Muito depois de encontrar essa aquarela, surpreendeu-me descobrir a mesma composição, mas agora a obra definitiva, em óleo sobre madeira, a segunda ilustração. A primeira não tem aparência de estudo; daí, a surpresa de encontrar a segunda. Ambas transmitem a emoção de que o seu autor foi alguém que, apesar dos percalços da vida e das rasteiras que ela lhe deu, percorreu os quilômetros da muralha da arte e se transformou no arquiteto da transparência, da leveza na construção pictórica e da camada de tinta a óleo – camada tão fina que mais parece fios de uma seda tecida com milhares de casulos, um “texto” de poesia. Em ambas as ilustrações, é possível que não tenha sido executado um estudo a lápis, no qual o artista se baseasse posteriormente, como se fosse um outro texto em que um revisor sugerisse a alteração da ordem de algumas frases ou até a colocação invertida de um ou mais parágrafos. São obras de alguém que se coloca à frente do suporte e “escreve” com a rapidez e a beleza daqueles bardos que estão no ofício há anos e, por isso, fazem em 40 minutos aquilo que se leva 40 anos para aprender. Mas, como um poeta que substitui ou acrescenta, na última hora da publicação, uma palavra, Alberto, no óleo, adiciona os Arcos da Lapa, registrando, para o futuro espectador, o seu amor pelo Rio de Janeiro.

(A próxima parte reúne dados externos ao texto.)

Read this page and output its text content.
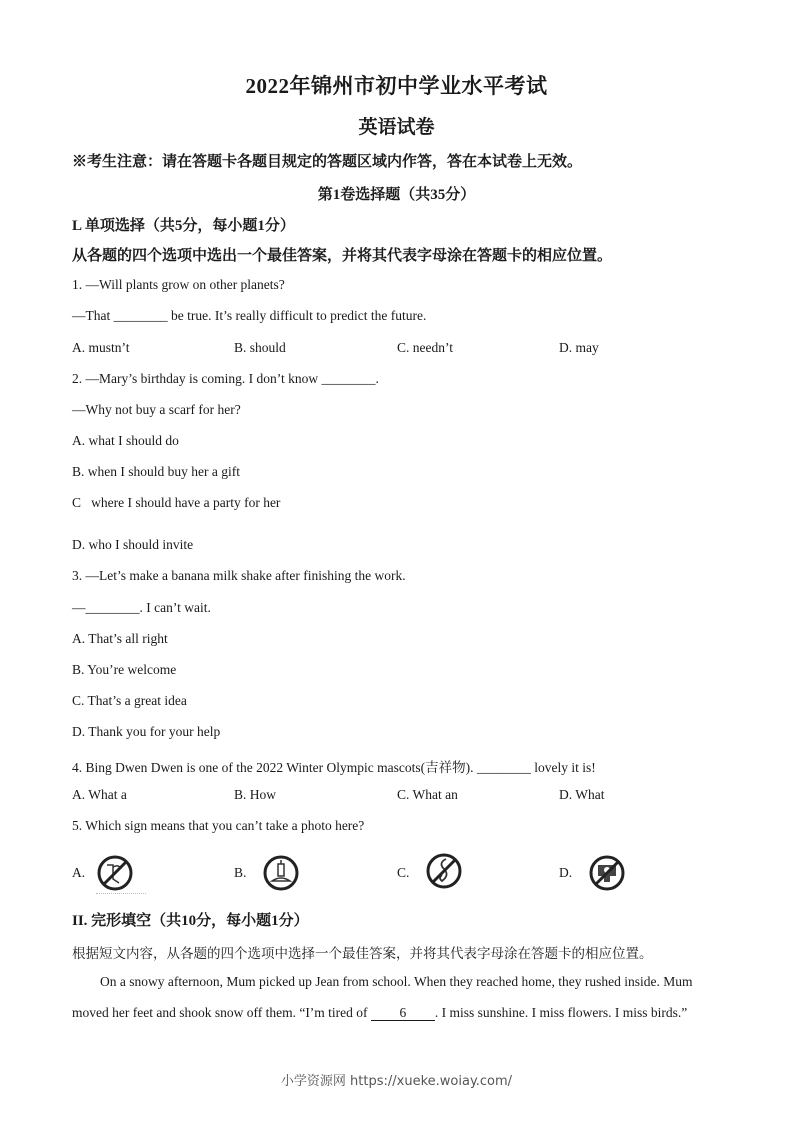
2022年锦州市初中学业水平考试
英语试卷
※考生注意：请在答题卡各题目规定的答题区域内作答，答在本试卷上无效。
第1卷选择题（共35分）
L 单项选择（共5分，每小题1分）
从各题的四个选项中选出一个最佳答案，并将其代表字母涂在答题卡的相应位置。
1. —Will plants grow on other planets?
—That ________ be true. It’s really difficult to predict the future.
A. mustn’t	B. should	C. needn’t	D. may
2. —Mary’s birthday is coming. I don’t know ________.
—Why not buy a scarf for her?
A. what I should do
B. when I should buy her a gift
C   where I should have a party for her
D. who I should invite
3. —Let’s make a banana milk shake after finishing the work.
—________. I can’t wait.
A. That’s all right
B. You’re welcome
C. That’s a great idea
D. Thank you for your help
4. Bing Dwen Dwen is one of the 2022 Winter Olympic mascots(吉祥物). ________ lovely it is!
A. What a	B. How	C. What an	D. What
5. Which sign means that you can’t take a photo here?
A.	B.	C.	D.
II. 完形填空（共10分，每小题1分）
根据短文内容，从各题的四个选项中选择一个最佳答案，并将其代表字母涂在答题卡的相应位置。
On a snowy afternoon, Mum picked up Jean from school. When they reached home, they rushed inside. Mum
moved her feet and shook snow off them. “I’m tired of 6 . I miss sunshine. I miss flowers. I miss birds.”
小学资源网 https://xueke.woiay.com/
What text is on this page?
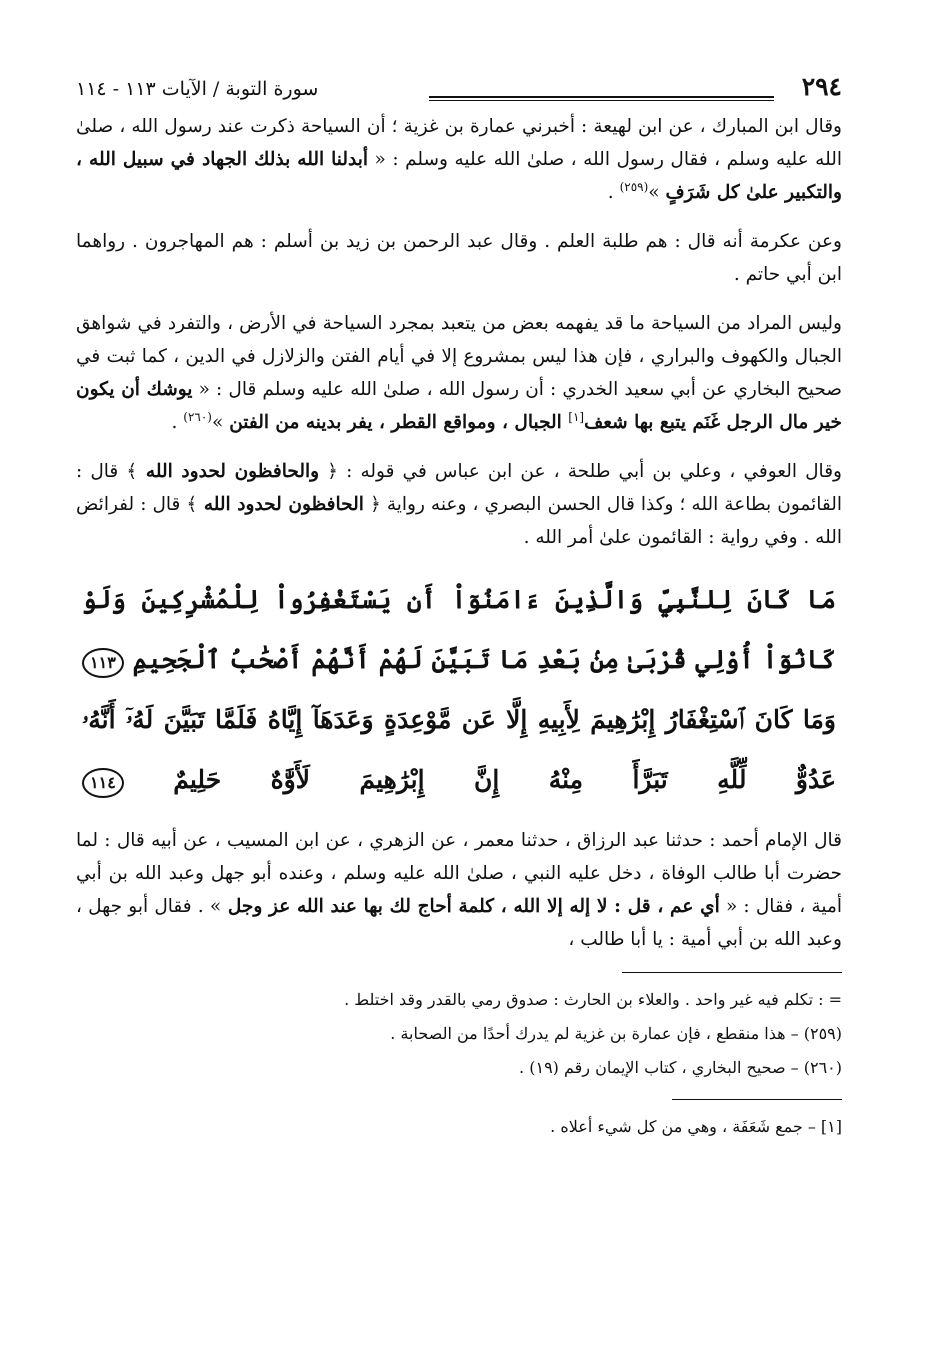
٢٩٤
سورة التوبة / الآيات ١١٣ - ١١٤

وقال ابن المبارك ، عن ابن لهيعة : أخبرني عمارة بن غزية ؛ أن السياحة ذكرت عند رسول الله ، صلىٰ الله عليه وسلم ، فقال رسول الله ، صلىٰ الله عليه وسلم : « أبدلنا الله بذلك الجهاد في سبيل الله ، والتكبير علىٰ كل شَرَفٍ »$^{(٢٥٩)}$ .

وعن عكرمة أنه قال : هم طلبة العلم . وقال عبد الرحمن بن زيد بن أسلم : هم المهاجرون . رواهما ابن أبي حاتم .

وليس المراد من السياحة ما قد يفهمه بعض من يتعبد بمجرد السياحة في الأرض ، والتفرد في شواهق الجبال والكهوف والبراري ، فإن هذا ليس بمشروع إلا في أيام الفتن والزلازل في الدين ، كما ثبت في صحيح البخاري عن أبي سعيد الخدري : أن رسول الله ، صلىٰ الله عليه وسلم قال : « يوشك أن يكون خير مال الرجل غَنَم يتبع بها شعف[١] الجبال ، ومواقع القطر ، يفر بدينه من الفتن »$^{(٢٦٠)}$ .

وقال العوفي ، وعلي بن أبي طلحة ، عن ابن عباس في قوله : ﴿ والحافظون لحدود الله ﴾ قال : القائمون بطاعة الله ؛ وكذا قال الحسن البصري ، وعنه رواية ﴿ الحافظون لحدود الله ﴾ قال : لفرائض الله . وفي رواية : القائمون علىٰ أمر الله .

مَا كَانَ لِلنَّبِيِّ وَالَّذِينَ ءَامَنُوٓاْ أَن يَسْتَغْفِرُواْ لِلْمُشْرِكِينَ وَلَوْ كَانُوٓاْ أُوْلِي قُرْبَىٰ مِنۢ بَعْدِ مَا تَبَيَّنَ لَهُمْ أَنَّهُمْ أَصْحَٰبُ ٱلْجَحِيمِ ١١٣ وَمَا كَانَ ٱسْتِغْفَارُ إِبْرَٰهِيمَ لِأَبِيهِ إِلَّا عَن مَّوْعِدَةٍ وَعَدَهَآ إِيَّاهُ فَلَمَّا تَبَيَّنَ لَهُۥٓ أَنَّهُۥ عَدُوٌّ لِّلَّهِ تَبَرَّأَ مِنْهُ إِنَّ إِبْرَٰهِيمَ لَأَوَّٰهٌ حَلِيمٌ ١١٤

قال الإمام أحمد : حدثنا عبد الرزاق ، حدثنا معمر ، عن الزهري ، عن ابن المسيب ، عن أبيه قال : لما حضرت أبا طالب الوفاة ، دخل عليه النبي ، صلىٰ الله عليه وسلم ، وعنده أبو جهل وعبد الله بن أبي أمية ، فقال : « أي عم ، قل : لا إله إلا الله ، كلمة أحاج لك بها عند الله عز وجل » . فقال أبو جهل ، وعبد الله بن أبي أمية : يا أبا طالب ،

= : تكلم فيه غير واحد . والعلاء بن الحارث : صدوق رمي بالقدر وقد اختلط .

(٢٥٩) – هذا منقطع ، فإن عمارة بن غزية لم يدرك أحدًا من الصحابة .

(٢٦٠) – صحيح البخاري ، كتاب الإيمان رقم (١٩) .

[١] – جمع شَعَفَة ، وهي من كل شيء أعلاه .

Não é sem motivo que texto, música e pintura são chamados de composições. Aquelas, de Guignard, são poemas pictóricos de artistas, que transmitem pelos pinceis finos o que vêem pelas retinas e transcendem na alma. Ao mirar essas duas obras, pode-se imaginá-las como se fossem um concerto musical, no qual um violinista e um flautista dialogam em longas frases subordinadas - algo talvez desaconselhável em literatura, mas fundamental em música e em outros gêneros textuais com conteúdos inteligentes, cujos raciocínios se interligam com vírgulas e distante ponto final, tamanho é o argumento do que se pretende dizer. As duas peças são uma biografia de um enviado dos deuses, que deixa registradas belas lembranças dos paraísos nos quais acreditava ter vivido e não demonstra qualquer cicatriz, marca ou ressentimento pela dificuldade congênita e todas as vicissitudes causadas por ela ao longo da sua vida. É produto de alguém que, sem cobrança, retribui à vida o que ela lhe deu de bom.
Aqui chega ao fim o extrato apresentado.